Lim Mui Huang, seorang pensiunan HRD berusia 61 tahun yang didiagnosis dua tahun lalu, merasakan manfaat nyata dari sesi latihan dua kali seminggu yang diikutinya sejak Juli. “Saya tidak membayangkan harus belajar lagi cara masuk dan keluar mobil,” ujarnya, seraya menambahkan bahwa KEEP mengembalikan rasa percaya dirinya. Kisah Lim mencerminkan harapan baru bagi ribuan penderita Parkinson di Singapura, di mana prevalensi penyakit ini mencapai tiga dari 1.000 penduduk berusia di atas 50 tahun.
Program KEEP saat ini tersedia di lima pusat rehabilitasi harian, termasuk tiga di NTUC Health, satu di St Luke’s Hospital, dan satu di PSS. Pada 2027, layanan ini akan diperluas ke delapan pusat tambahan yang dikelola oleh enam penyedia layanan komunitas, termasuk AWWA dan Care Corner. Total 24 sesi latihan kelompok selama satu jam akan diberikan untuk meningkatkan kebugaran dan mengatasi tantangan gerakan, ditambah terapi okupasi dan fisioterapi untuk mencegah jatuh dan menjaga kemandirian.
Aspek unik dari KEEP adalah perhatian pada kesehatan mental. Pasien Parkinson rentan mengalami depresi, sehingga program ini menyertakan skrining kesehatan mental, intervensi psikologis, dan tiga minggu pelatihan rehabilitasi kognitif. Dukungan juga diberikan kepada pengasuh, yang sering kali mengalami beban psikologis dan praktis. “Bayangkan hidup dalam tubuh yang perlahan tidak patuh pada kita,” kata CEO Lien Foundation, Lee Poh Wah, saat peluncuran di pusat PSS Bishan.

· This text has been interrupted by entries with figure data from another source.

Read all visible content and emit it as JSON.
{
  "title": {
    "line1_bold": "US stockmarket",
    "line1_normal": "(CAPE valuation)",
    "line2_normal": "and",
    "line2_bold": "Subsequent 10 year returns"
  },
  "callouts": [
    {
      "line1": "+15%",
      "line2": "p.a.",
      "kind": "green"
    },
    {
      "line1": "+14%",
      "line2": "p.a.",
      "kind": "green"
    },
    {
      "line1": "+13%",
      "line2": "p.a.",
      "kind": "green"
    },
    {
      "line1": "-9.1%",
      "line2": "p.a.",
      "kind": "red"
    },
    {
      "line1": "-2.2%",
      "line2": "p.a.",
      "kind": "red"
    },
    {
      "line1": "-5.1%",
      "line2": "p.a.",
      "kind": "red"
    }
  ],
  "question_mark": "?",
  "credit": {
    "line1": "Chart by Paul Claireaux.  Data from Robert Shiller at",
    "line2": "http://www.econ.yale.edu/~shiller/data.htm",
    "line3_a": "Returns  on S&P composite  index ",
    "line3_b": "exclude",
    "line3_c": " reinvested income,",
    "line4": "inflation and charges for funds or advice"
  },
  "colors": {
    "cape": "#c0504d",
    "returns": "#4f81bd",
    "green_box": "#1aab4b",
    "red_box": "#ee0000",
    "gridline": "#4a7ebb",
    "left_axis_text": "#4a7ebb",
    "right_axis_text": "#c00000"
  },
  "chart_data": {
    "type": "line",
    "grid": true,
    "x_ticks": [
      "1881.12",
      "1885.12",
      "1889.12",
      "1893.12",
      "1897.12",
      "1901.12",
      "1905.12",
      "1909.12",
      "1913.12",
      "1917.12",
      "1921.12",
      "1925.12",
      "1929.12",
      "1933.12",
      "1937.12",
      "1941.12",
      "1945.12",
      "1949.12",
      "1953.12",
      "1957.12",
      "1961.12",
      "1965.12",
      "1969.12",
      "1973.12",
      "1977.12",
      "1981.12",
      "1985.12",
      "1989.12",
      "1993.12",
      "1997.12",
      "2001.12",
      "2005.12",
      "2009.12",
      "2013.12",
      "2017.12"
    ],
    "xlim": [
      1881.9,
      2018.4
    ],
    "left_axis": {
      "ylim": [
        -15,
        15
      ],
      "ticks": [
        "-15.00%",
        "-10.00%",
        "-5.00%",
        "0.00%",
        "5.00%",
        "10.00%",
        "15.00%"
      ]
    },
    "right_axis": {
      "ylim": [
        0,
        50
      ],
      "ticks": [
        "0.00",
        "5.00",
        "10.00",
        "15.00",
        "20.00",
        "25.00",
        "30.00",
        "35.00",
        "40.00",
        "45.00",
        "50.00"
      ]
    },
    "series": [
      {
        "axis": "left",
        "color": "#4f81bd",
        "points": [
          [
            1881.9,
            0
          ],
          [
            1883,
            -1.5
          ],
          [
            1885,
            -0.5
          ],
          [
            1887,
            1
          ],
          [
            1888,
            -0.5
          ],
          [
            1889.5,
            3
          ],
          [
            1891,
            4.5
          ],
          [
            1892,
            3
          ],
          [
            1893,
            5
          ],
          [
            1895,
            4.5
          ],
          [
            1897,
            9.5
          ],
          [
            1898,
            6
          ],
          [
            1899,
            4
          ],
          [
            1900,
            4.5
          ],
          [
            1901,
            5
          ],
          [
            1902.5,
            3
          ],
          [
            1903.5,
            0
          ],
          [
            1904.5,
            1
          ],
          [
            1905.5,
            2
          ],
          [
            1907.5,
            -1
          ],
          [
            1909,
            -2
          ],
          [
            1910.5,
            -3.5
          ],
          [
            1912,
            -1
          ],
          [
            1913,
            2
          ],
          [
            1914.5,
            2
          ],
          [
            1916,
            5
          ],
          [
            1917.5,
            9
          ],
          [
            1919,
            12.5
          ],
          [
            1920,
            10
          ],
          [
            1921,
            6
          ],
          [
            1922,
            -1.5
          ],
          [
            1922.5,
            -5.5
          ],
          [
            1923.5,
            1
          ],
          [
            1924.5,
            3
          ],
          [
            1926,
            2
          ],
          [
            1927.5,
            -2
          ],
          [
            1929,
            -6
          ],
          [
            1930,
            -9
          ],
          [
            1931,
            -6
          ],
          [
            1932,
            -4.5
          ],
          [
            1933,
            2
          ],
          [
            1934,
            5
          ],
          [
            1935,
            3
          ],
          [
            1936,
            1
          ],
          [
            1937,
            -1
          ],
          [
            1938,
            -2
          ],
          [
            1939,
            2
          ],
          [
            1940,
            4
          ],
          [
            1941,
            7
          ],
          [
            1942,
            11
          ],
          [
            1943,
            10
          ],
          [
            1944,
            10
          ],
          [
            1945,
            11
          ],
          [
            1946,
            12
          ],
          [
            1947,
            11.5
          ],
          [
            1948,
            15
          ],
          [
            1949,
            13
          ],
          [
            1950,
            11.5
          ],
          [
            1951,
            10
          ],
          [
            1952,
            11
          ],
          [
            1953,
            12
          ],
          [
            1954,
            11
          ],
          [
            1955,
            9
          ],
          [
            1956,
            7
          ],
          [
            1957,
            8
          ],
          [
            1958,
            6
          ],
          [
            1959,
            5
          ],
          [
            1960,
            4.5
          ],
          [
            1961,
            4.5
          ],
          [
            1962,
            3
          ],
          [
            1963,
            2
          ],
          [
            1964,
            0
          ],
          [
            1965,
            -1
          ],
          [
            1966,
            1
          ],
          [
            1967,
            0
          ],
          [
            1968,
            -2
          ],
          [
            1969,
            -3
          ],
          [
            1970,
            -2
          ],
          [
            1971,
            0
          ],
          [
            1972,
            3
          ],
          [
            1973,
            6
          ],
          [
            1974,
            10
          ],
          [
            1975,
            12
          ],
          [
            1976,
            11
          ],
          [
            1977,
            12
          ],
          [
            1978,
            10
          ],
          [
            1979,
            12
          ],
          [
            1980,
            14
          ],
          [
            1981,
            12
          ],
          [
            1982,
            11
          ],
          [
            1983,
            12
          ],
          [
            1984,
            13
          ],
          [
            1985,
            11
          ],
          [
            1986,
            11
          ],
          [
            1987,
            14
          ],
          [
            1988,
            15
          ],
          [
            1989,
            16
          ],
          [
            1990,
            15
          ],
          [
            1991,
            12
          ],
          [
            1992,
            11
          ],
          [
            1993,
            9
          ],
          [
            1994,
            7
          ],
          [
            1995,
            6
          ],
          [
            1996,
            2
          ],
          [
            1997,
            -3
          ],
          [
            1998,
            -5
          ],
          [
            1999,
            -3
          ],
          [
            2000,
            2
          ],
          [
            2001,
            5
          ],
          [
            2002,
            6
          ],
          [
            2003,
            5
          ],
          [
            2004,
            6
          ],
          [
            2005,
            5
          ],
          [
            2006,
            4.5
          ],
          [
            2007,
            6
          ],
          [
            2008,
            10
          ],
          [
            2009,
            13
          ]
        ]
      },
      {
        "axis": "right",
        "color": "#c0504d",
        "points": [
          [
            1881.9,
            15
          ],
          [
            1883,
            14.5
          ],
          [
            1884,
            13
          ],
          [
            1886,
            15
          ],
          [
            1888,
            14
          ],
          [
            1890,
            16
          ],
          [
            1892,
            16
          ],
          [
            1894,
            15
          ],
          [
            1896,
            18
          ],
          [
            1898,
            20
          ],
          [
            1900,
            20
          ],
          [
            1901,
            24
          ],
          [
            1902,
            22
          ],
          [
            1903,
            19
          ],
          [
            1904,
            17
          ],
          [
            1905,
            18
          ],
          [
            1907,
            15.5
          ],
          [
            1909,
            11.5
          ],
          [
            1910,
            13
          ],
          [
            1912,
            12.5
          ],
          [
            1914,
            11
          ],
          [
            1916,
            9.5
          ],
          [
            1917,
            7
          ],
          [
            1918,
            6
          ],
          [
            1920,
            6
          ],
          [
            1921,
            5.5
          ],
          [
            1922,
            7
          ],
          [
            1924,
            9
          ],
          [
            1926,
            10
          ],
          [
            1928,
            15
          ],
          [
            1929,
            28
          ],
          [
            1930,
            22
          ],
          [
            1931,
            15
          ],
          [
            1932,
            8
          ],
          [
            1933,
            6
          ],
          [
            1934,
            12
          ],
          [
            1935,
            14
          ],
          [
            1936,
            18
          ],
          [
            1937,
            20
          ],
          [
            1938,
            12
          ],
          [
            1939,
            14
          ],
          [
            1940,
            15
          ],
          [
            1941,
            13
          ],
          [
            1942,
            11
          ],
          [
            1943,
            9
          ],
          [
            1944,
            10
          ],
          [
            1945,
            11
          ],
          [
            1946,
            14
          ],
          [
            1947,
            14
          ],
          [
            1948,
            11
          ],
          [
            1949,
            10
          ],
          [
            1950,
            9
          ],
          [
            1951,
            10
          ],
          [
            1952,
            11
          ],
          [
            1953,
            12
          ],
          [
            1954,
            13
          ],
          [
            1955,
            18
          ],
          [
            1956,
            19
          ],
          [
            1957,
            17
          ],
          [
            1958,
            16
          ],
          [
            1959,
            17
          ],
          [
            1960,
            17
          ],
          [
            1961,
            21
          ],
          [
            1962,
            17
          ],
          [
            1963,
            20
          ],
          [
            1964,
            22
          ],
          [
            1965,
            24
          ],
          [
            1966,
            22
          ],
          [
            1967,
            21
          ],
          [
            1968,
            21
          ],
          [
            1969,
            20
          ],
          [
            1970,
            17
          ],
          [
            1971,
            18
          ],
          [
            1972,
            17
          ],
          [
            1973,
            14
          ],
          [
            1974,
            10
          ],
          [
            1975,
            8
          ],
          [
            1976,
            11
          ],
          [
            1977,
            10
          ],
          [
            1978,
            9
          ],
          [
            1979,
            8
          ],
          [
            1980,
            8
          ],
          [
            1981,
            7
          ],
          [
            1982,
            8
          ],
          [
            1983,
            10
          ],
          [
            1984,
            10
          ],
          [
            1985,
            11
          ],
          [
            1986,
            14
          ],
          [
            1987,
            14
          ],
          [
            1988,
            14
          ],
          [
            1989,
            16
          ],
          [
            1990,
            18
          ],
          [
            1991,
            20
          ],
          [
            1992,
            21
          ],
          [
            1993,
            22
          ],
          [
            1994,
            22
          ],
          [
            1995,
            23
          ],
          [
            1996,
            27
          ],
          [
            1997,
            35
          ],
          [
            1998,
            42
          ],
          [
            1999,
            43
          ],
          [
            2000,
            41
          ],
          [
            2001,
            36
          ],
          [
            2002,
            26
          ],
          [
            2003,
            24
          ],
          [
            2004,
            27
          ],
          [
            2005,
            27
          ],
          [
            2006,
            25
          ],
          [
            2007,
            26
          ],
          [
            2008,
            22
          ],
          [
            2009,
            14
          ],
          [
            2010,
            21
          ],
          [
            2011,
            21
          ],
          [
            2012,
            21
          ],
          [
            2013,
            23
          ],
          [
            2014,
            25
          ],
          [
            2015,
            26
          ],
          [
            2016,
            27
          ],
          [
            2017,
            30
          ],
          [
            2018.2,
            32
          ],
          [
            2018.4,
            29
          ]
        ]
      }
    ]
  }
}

Bagi Indonesia, inisiatif ini menjadi relevan mengingat jumlah penderita Parkinson yang terus meningkat seiring penuaan populasi. Meski data resmi masih terbatas, diperkirakan ratusan ribu orang di Indonesia hidup dengan penyakit ini, namun akses ke rehabilitasi komprehensif masih sangat terbatas. Program seperti KEEP bisa menjadi model bagi pengembangan layanan serupa di rumah sakit dan pusat kesehatan masyarakat, terutama di kota-kota besar.
Para ahli menekankan bahwa olahraga teratur dan rehabilitasi dapat memperlambat penurunan fungsi keseimbangan dan kemampuan berjalan. Namun, banyak pasien kesulitan untuk tetap aktif karena gejala yang mereka alami. “Mengetahui latihan yang aman saja tidak cukup; yang penting adalah seberapa banyak yang dibutuhkan,” kata Clinical Associate Professor Tay Kay Yaw dari NNI. “Apakah menyapu lantai dan pergi ke supermarket sudah cukup?” Pertanyaan ini menggarisbawahi perlunya panduan yang jelas dan terstruktur.
Dengan dukungan dana sebesar S$1,2 juta untuk pusat pelatihan kedua, PSS akan menjadi pelatih utama bagi mitra komunitas untuk meningkatkan standar rehabilitasi. Ke depannya, KEEP diharapkan tidak hanya membantu pasien di Singapura, tetapi juga menjadi inspirasi bagi negara-negara Asia Tenggara dalam menghadapi tantangan penyakit neurodegeneratif. Apakah Indonesia siap mengadopsi model serupa?